Jerry Simmons and Dr. Robert Sheppard Tell Why Bowhunting the Old Way and the New Way – Both Produce Deer
Day 3: Longbow Hunter Jerry Simmons Says Food Will Lead You to Deer
Editor’s Note: If I had to pick two bowhunters and bet on them to take bucks anywhere in two days of hunting, I’d select Jerry Simmons of Jasper, Alabama, and Dr. Robert Sheppard of Tuscaloosa, Ala., for their consistency. During one deer season in one 38-day stretch, Simmons bagged 36 deer, in a time of more-liberal deer seasons. Sheppard regularly takes all the deer he wants to clean and eat or give away every season. Here’s a look at these two men’s styles of hunting to aid us in learning how to take more deer this season.

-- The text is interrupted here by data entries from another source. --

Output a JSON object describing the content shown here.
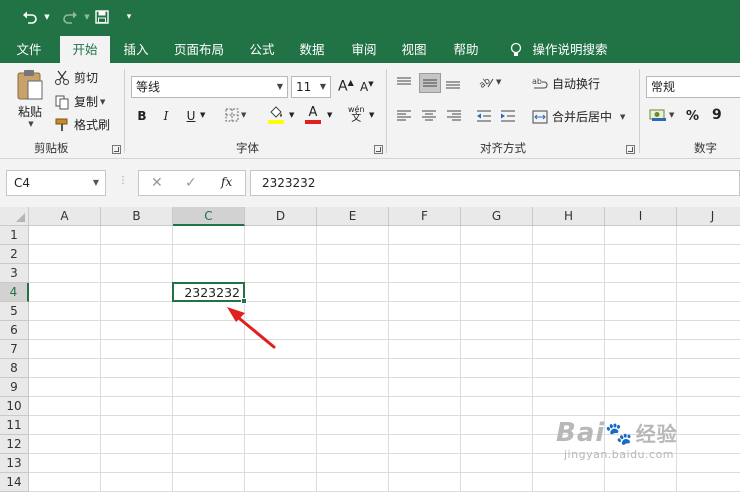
{
  "menu": {
    "tabs": [
      {
        "label": "文件"
      },
      {
        "label": "开始"
      },
      {
        "label": "插入"
      },
      {
        "label": "页面布局"
      },
      {
        "label": "公式"
      },
      {
        "label": "数据"
      },
      {
        "label": "审阅"
      },
      {
        "label": "视图"
      },
      {
        "label": "帮助"
      },
      {
        "label": "操作说明搜索"
      }
    ],
    "active_tab": "开始"
  },
  "ribbon": {
    "clipboard": {
      "paste_label": "粘贴",
      "cut_label": "剪切",
      "copy_label": "复制",
      "format_painter_label": "格式刷",
      "group_label": "剪贴板"
    },
    "font": {
      "font_name": "等线",
      "font_size": "11",
      "bold": "B",
      "italic": "I",
      "underline": "U",
      "phonetic_top": "wén",
      "phonetic_bottom": "文",
      "group_label": "字体"
    },
    "alignment": {
      "wrap_text_label": "自动换行",
      "merge_center_label": "合并后居中",
      "group_label": "对齐方式"
    },
    "number": {
      "format": "常规",
      "percent": "%",
      "comma": "9",
      "group_label": "数字"
    }
  },
  "formula_bar": {
    "name_box": "C4",
    "fx_label": "fx",
    "value": "2323232"
  },
  "sheet": {
    "columns": [
      "A",
      "B",
      "C",
      "D",
      "E",
      "F",
      "G",
      "H",
      "I",
      "J"
    ],
    "rows": [
      "1",
      "2",
      "3",
      "4",
      "5",
      "6",
      "7",
      "8",
      "9",
      "10",
      "11",
      "12",
      "13",
      "14"
    ],
    "active_cell": "C4",
    "active_cell_value": "2323232"
  },
  "watermark": {
    "brand": "Bai",
    "brand2": "经验",
    "url": "jingyan.baidu.com"
  },
  "colors": {
    "excel_green": "#217346",
    "annotation_red": "#e0201c"
  }
}
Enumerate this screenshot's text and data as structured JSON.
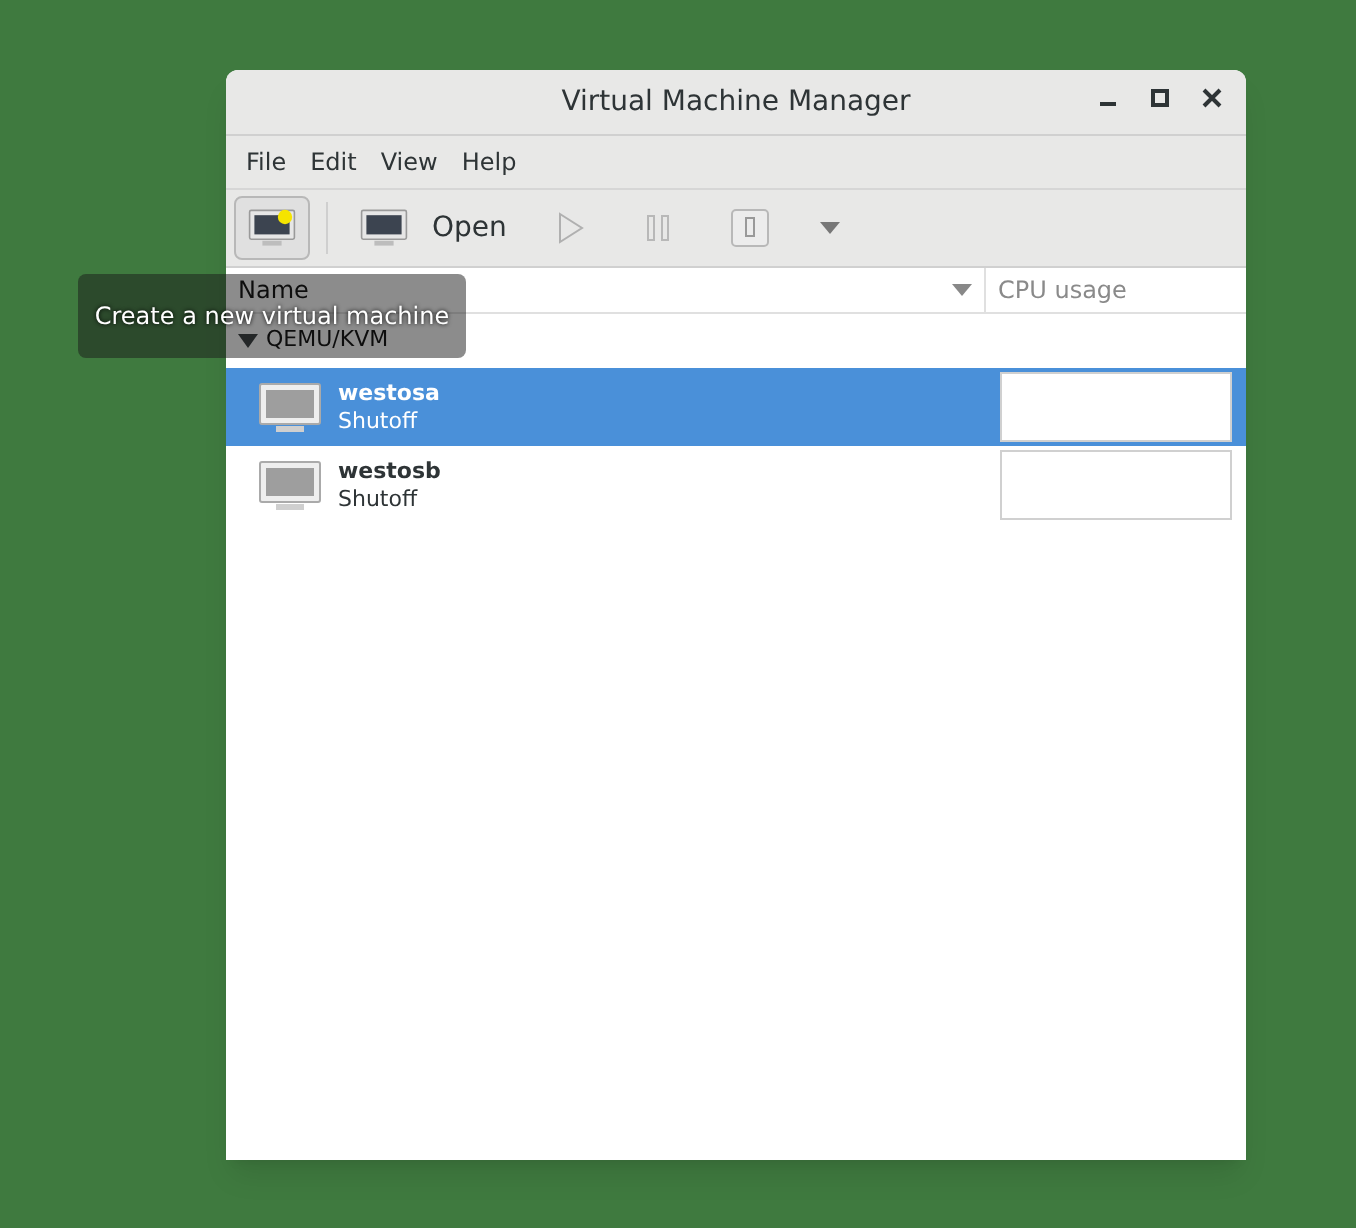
{
  "window": {
    "title": "Virtual Machine Manager"
  },
  "menu": [
    "File",
    "Edit",
    "View",
    "Help"
  ],
  "toolbar": {
    "open_label": "Open"
  },
  "tooltip": "Create a new virtual machine",
  "table": {
    "columns": [
      "Name",
      "CPU usage"
    ],
    "group": {
      "label": "QEMU/KVM",
      "expanded": true
    },
    "rows": [
      {
        "name": "westosa",
        "status": "Shutoff",
        "selected": true
      },
      {
        "name": "westosb",
        "status": "Shutoff",
        "selected": false
      }
    ]
  }
}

“Regardless of weather temperatures, time of year, moon phase or ay other factor that can influence deer, the animals always have to eat,” Jerry Simmons explains. “If you find where they’re eating, you can locate the deer.” Simmons rarely puts his tree stand right over a feeding area but instead prefers to hunt the trails leading to the feeding region. “If you take a deer coming along the trail, or you miss a deer on the trail, more than likely that same deer and the rest of the deer in that section of land still will go to that same food source to feed for several more days until that food supply is depleted,” Simmons emphasizes. “However, if you take a deer and/or leave your human scent in that feeding spot, you probably will cause the deer to leave the spot or only feed there at night.” Simmons feels he owes part of his bowhunting success to keeping all human odor out of the places where numbers of deer feed. If successful, he may take several deer from that same spot, before the deer deplete the food source, or the deer abandon that food source because of hunting pressure.